Il ne prend pas de pincettes. Votre femme, Kate, a été tuée.

C’était arrivé alors qu’elle sortait du boulot et se dirigeait vers sa voiture. On avait administré à Kate une puissante dose de tétrodotoxine, également connue en tant que TTX, un puissant poison causant une paralysie soudaine du diaphragme. Elle avait suffoqué dans la rue et était morte en moins d’une minute.

Au cours des semaines ayant suivi leur retour d’Europe de l’Est, Reid avait plusieurs fois revisité sa mémoire… ou plutôt sa mémoire lui avait rendu visite, se frayant un chemin à coup de mal de crâne quand il s’y attendait le moins. Tout lui rappelait Kate, des meubles de leur salon à l’odeur qui, étrangement, restait sur son oreiller. De la couleur des yeux de Sara au menton anguleux de Maya, elle était partout… ainsi que la vérité qu’il cachait à ses filles.

Il avait tenté plusieurs fois de se souvenir d’autres d’éléments, mais il n’état pas sûr d’en savoir plus en définitive. Après le meurtre de sa femme, Kent Steele s’était livré à un sanglant carnage en Europe et au Moyen Orient, tuant des dizaines de personnes associées à l’organisation terroriste Amon. Puis, était venu le suppresseur de mémoire et les deux années consécutives d’ignorance totale étonnement salvatrices.

Reid se dirigea vers son placard, dans le coin opposé de la pièce. Dedans, se trouvait un petit sac noir que les agents de la C IA appelaient le sac anti-insectes. Il y avait à l’intérieur tout ce dont un agent de terrain pouvait avoir besoin pour se mettre à l’ombre durant un laps de temps indéterminé, si la situation l’exigeait.
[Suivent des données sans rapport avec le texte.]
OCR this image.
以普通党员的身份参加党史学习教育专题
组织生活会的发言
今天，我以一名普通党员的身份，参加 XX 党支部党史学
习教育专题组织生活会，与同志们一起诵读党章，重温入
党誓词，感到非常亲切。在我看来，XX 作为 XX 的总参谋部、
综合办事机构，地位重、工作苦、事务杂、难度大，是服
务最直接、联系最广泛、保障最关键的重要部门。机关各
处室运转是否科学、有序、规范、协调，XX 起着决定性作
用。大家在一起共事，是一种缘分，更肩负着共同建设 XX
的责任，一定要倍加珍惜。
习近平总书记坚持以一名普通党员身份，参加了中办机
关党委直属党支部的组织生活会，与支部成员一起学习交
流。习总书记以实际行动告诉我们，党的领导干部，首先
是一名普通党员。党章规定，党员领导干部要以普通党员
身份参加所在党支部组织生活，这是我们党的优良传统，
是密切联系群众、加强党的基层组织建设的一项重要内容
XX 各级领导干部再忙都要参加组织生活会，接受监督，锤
Ce sac-là avait appartenu à son meilleur ami à présent décédé, l’Agent Alan Reidigger. Reid avait peu de souvenirs de cet homme, mais assez pour savoir que Reidigger l’avait aidé quand il en avait eu besoin et l’avait payé de sa propre vie.

Le plus important était la lettre qui se trouvait dans le sac. Il la sortit et la déplia soigneusement, usée qu’elle était par le temps, pour la relire.
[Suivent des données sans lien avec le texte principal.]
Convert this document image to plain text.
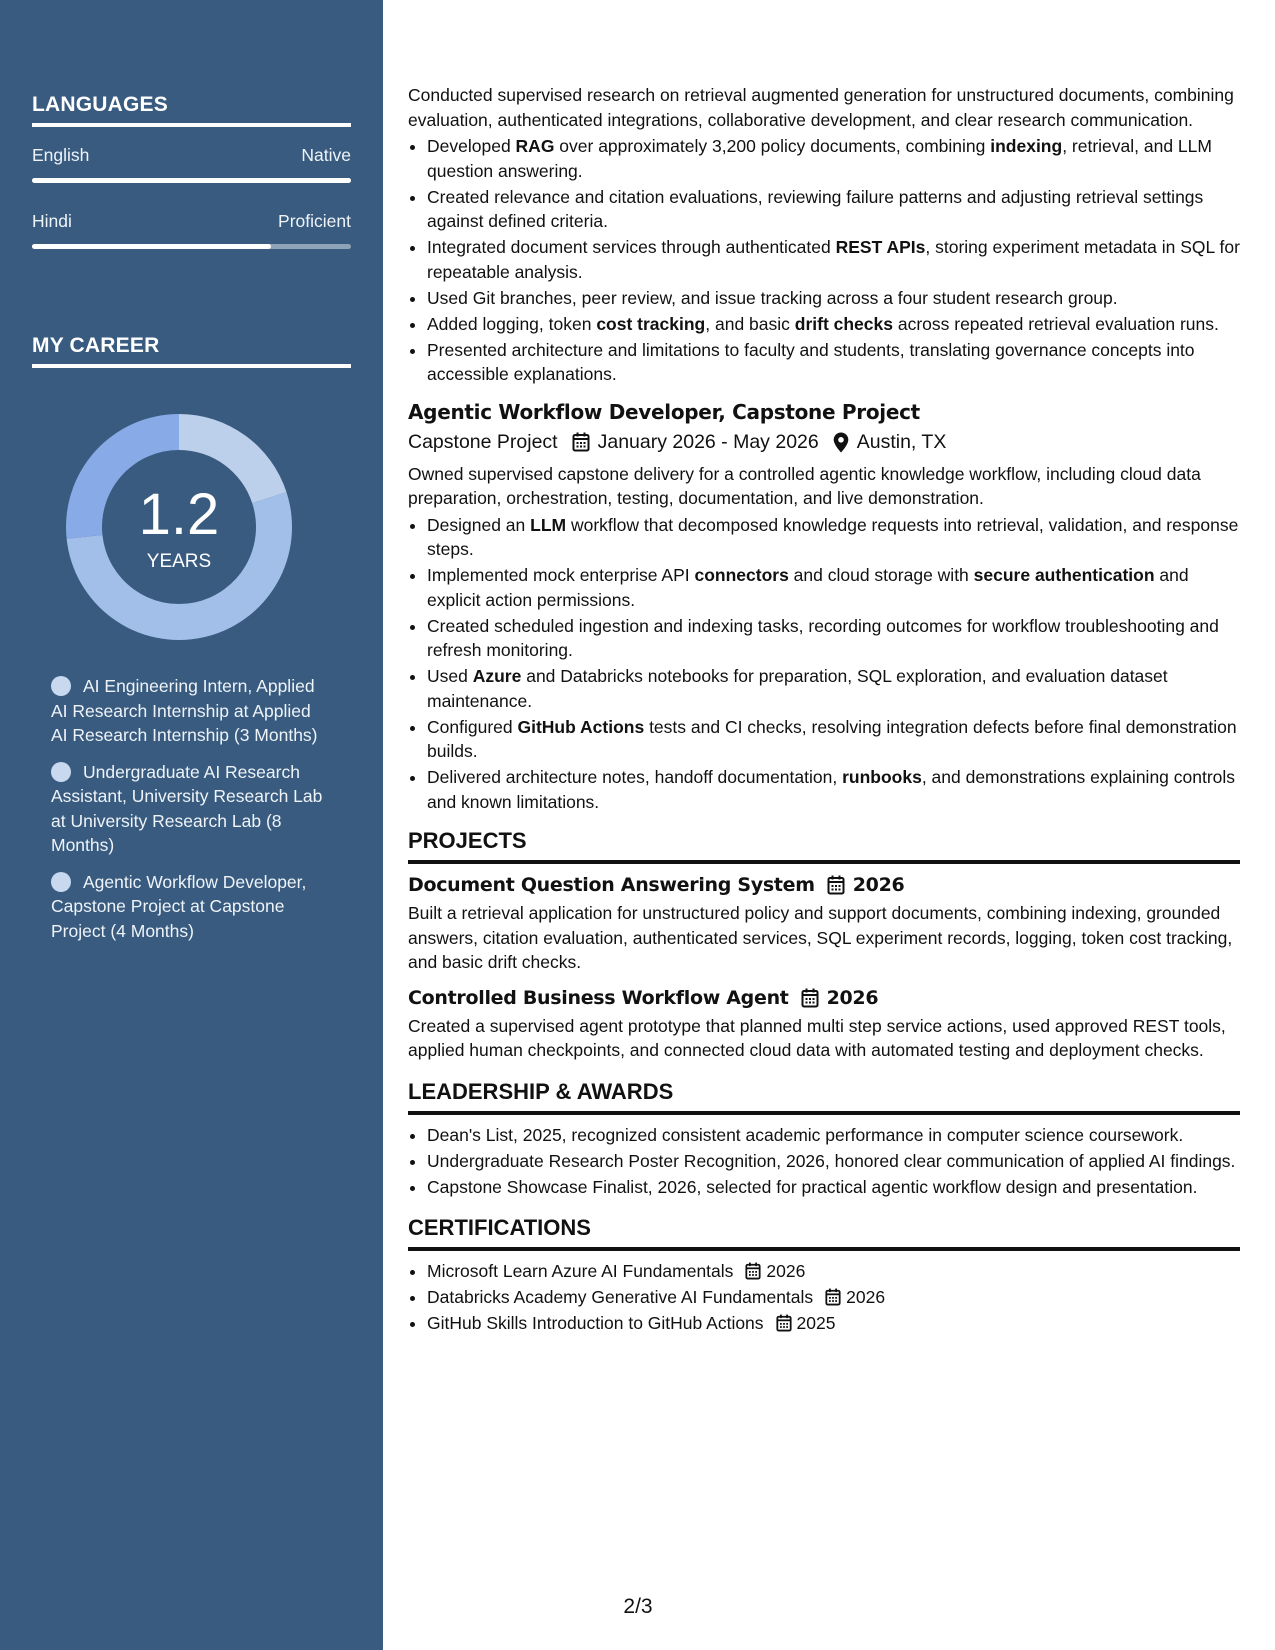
LANGUAGES
English	Native
Hindi	Proficient
MY CAREER
1.2
YEARS
AI Engineering Intern, Applied AI Research Internship at Applied AI Research Internship (3 Months)
Undergraduate AI Research Assistant, University Research Lab at University Research Lab (8 Months)
Agentic Workflow Developer, Capstone Project at Capstone Project (4 Months)

Conducted supervised research on retrieval augmented generation for unstructured documents, combining evaluation, authenticated integrations, collaborative development, and clear research communication.

• Developed RAG over approximately 3,200 policy documents, combining indexing, retrieval, and LLM question answering.
• Created relevance and citation evaluations, reviewing failure patterns and adjusting retrieval settings against defined criteria.
• Integrated document services through authenticated REST APIs, storing experiment metadata in SQL for repeatable analysis.
• Used Git branches, peer review, and issue tracking across a four student research group.
• Added logging, token cost tracking, and basic drift checks across repeated retrieval evaluation runs.
• Presented architecture and limitations to faculty and students, translating governance concepts into accessible explanations.
Agentic Workflow Developer, Capstone Project
Capstone Project January 2026 - May 2026 Austin, TX

Owned supervised capstone delivery for a controlled agentic knowledge workflow, including cloud data preparation, orchestration, testing, documentation, and live demonstration.

• Designed an LLM workflow that decomposed knowledge requests into retrieval, validation, and response steps.
• Implemented mock enterprise API connectors and cloud storage with secure authentication and explicit action permissions.
• Created scheduled ingestion and indexing tasks, recording outcomes for workflow troubleshooting and refresh monitoring.
• Used Azure and Databricks notebooks for preparation, SQL exploration, and evaluation dataset maintenance.
• Configured GitHub Actions tests and CI checks, resolving integration defects before final demonstration builds.
• Delivered architecture notes, handoff documentation, runbooks, and demonstrations explaining controls and known limitations.
PROJECTS
Document Question Answering System 2026

Built a retrieval application for unstructured policy and support documents, combining indexing, grounded answers, citation evaluation, authenticated services, SQL experiment records, logging, token cost tracking, and basic drift checks.

Controlled Business Workflow Agent 2026

Created a supervised agent prototype that planned multi step service actions, used approved REST tools, applied human checkpoints, and connected cloud data with automated testing and deployment checks.

LEADERSHIP & AWARDS
• Dean's List, 2025, recognized consistent academic performance in computer science coursework.
• Undergraduate Research Poster Recognition, 2026, honored clear communication of applied AI findings.
• Capstone Showcase Finalist, 2026, selected for practical agentic workflow design and presentation.
CERTIFICATIONS
• Microsoft Learn Azure AI Fundamentals 2026
• Databricks Academy Generative AI Fundamentals 2026
• GitHub Skills Introduction to GitHub Actions 2025
2/3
Salut Zéro, commençait prophétiquement la lettre. Si tu lis ceci, c’est que je suis probablement mort.

Il sauta quelques paragraphes, afin de poursuivre sa lecture plus loin.

La CIA voulait te récupérer, mais tu n’as rien voulu savoir. Ce n’était pas seulement à cause de ta croisade. Il y avait autre chose, quelque chose que tu étais près de découvrir… trop près. Je ne peux pas te dire ce dont il s’agit, car je ne le sais pas moi-même. Tu ne me l’aurais jamais dit, ce qui signifie que c’est vraiment du lourd.
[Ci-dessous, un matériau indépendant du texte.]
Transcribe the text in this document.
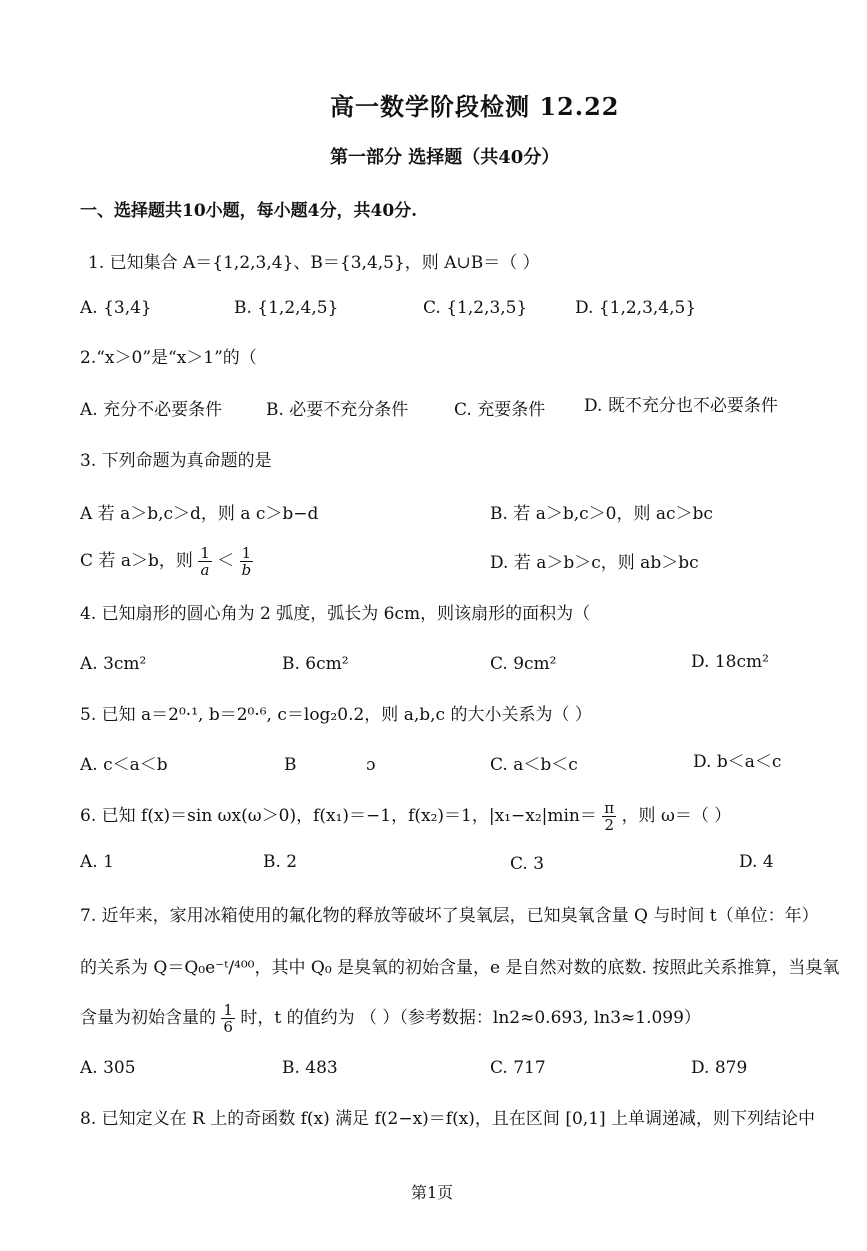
高一数学阶段检测 12.22
第一部分 选择题（共40分）
一、选择题共10小题，每小题4分，共40分.
1. 已知集合 A＝{1,2,3,4}、B＝{3,4,5}，则 A∪B＝（ ）
A. {3,4}	B. {1,2,4,5}	C. {1,2,3,5}	D. {1,2,3,4,5}
2.“x＞0”是“x＞1”的（
A. 充分不必要条件	B. 必要不充分条件	C. 充要条件 D. 既不充分也不必要条件
3. 下列命题为真命题的是
A 若 a＞b,c＞d，则 a c＞b−d	B. 若 a＞b,c＞0，则 ac＞bc
C 若 a＞b，则 $\frac{1}{a} < \frac{1}{b}$	D. 若 a＞b＞c，则 ab＞bc
4. 已知扇形的圆心角为 2 弧度，弧长为 6cm，则该扇形的面积为（
A. 3cm²	B. 6cm²	C. 9cm²	D. 18cm²
5. 已知 a＝2⁰·¹, b＝2⁰·⁶, c＝log₂0.2，则 a,b,c 的大小关系为（ ）
A. c＜a＜b	B	ɔ	C. a＜b＜c	D. b＜a＜c
6. 已知 f(x)＝sin ωx(ω＞0)，f(x₁)＝−1，f(x₂)＝1，$|x_1-x_2|\min= \frac{\pi}{2}$ ，则 ω＝（ ）
A. 1	B. 2	C. 3	D. 4
7. 近年来，家用冰箱使用的氟化物的释放等破坏了臭氧层，已知臭氧含量 Q 与时间 t（单位：年）
的关系为 Q＝Q₀e⁻ᵗ/⁴⁰⁰，其中 Q₀ 是臭氧的初始含量，e 是自然对数的底数. 按照此关系推算，当臭氧
含量为初始含量的 $\frac{1}{6}$ 时，t 的值约为 （ ）（参考数据：ln2≈0.693, ln3≈1.099）
A. 305	B. 483	C. 717	D. 879
8. 已知定义在 R 上的奇函数 f(x) 满足 f(2−x)＝f(x)，且在区间 [0,1] 上单调递减，则下列结论中
第1页
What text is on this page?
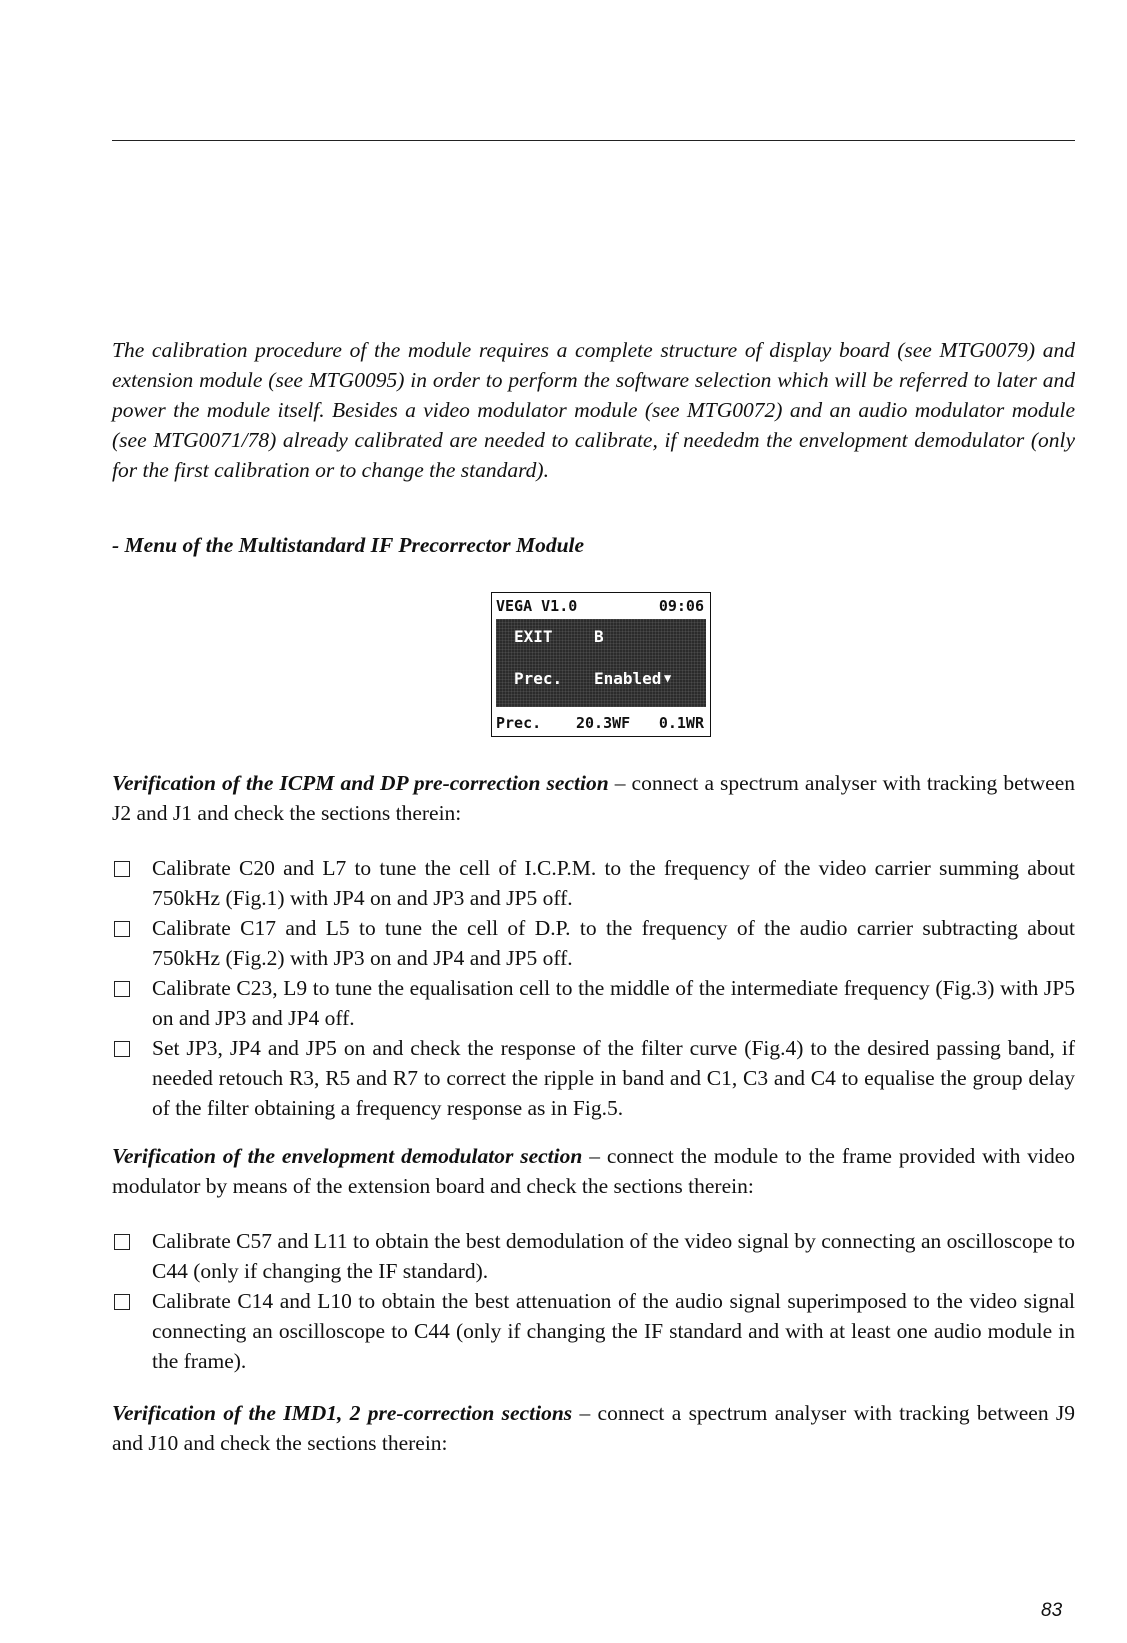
The calibration procedure of the module requires a complete structure of display board (see MTG0079) and extension module (see MTG0095) in order to perform the software selection which will be referred to later and power the module itself. Besides a video modulator module (see MTG0072) and an audio modulator module (see MTG0071/78) already calibrated are needed to calibrate, if neededm the envelopment demodulator (only for the first calibration or to change the standard).
- Menu of the Multistandard IF Precorrector Module
VEGA V1.0	09:06
EXIT	B
Prec. Enabled ▼
Prec. 20.3WF 0.1WR
Verification of the ICPM and DP pre-correction section – connect a spectrum analyser with tracking between J2 and J1 and check the sections therein:
Calibrate C20 and L7 to tune the cell of I.C.P.M. to the frequency of the video carrier summing about 750kHz (Fig.1) with JP4 on and JP3 and JP5 off.
Calibrate C17 and L5 to tune the cell of D.P. to the frequency of the audio carrier subtracting about 750kHz (Fig.2) with JP3 on and JP4 and JP5 off.
Calibrate C23, L9 to tune the equalisation cell to the middle of the intermediate frequency (Fig.3) with JP5 on and JP3 and JP4 off.
Set JP3, JP4 and JP5 on and check the response of the filter curve (Fig.4) to the desired passing band, if needed retouch R3, R5 and R7 to correct the ripple in band and C1, C3 and C4 to equalise the group delay of the filter obtaining a frequency response as in Fig.5.
Verification of the envelopment demodulator section – connect the module to the frame provided with video modulator by means of the extension board and check the sections therein:
Calibrate C57 and L11 to obtain the best demodulation of the video signal by connecting an oscilloscope to C44 (only if changing the IF standard).
Calibrate C14 and L10 to obtain the best attenuation of the audio signal superimposed to the video signal connecting an oscilloscope to C44 (only if changing the IF standard and with at least one audio module in the frame).
Verification of the IMD1, 2 pre-correction sections – connect a spectrum analyser with tracking between J9 and J10 and check the sections therein:
83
Reid pensait savoir à quoi Reidigger faisait référence : la conspiration. Un bref flash de mémoire, qui lui était revenu tandis qu’il traquait l’Imam Khalil et le virus de la variole, lui avait indiqué qu’il était au courant de quelque chose avant que le suppresseur ne soit implanté dans sa tête.

Il ferma les yeux et rappela à lui ce souvenir :

Le site secret de la CIA au Maroc. Désignation E-6, alias Enfer Six. Un interrogatoire. Tu arraches les ongles d’un arabe pour obtenir des renseignements sur l’emplacement d’un fabricant de bombes.

Entre les cris, les gémissements et sa persistance à dire qu’il ne sait pas, quelque chose d’autre émerge… Une guerre imminente. Quelque chose d’énorme se prépare. Une conspiration, fomentée par le gouvernement des États-Unis.

Tu ne le crois pas. Pas au début. Mais tu ne peux pas juste laisser tomber.

Il savait quelque chose à l’époque. Comme un puzzle qu’il avait commencé à assembler. C’est alors qu’Amon avait débarqué, que le meurtre de Kate était arrivé. Il avait été distrait et, alors qu’il avait juré de s’y remettre, il n’en avait jamais eu l’occasion.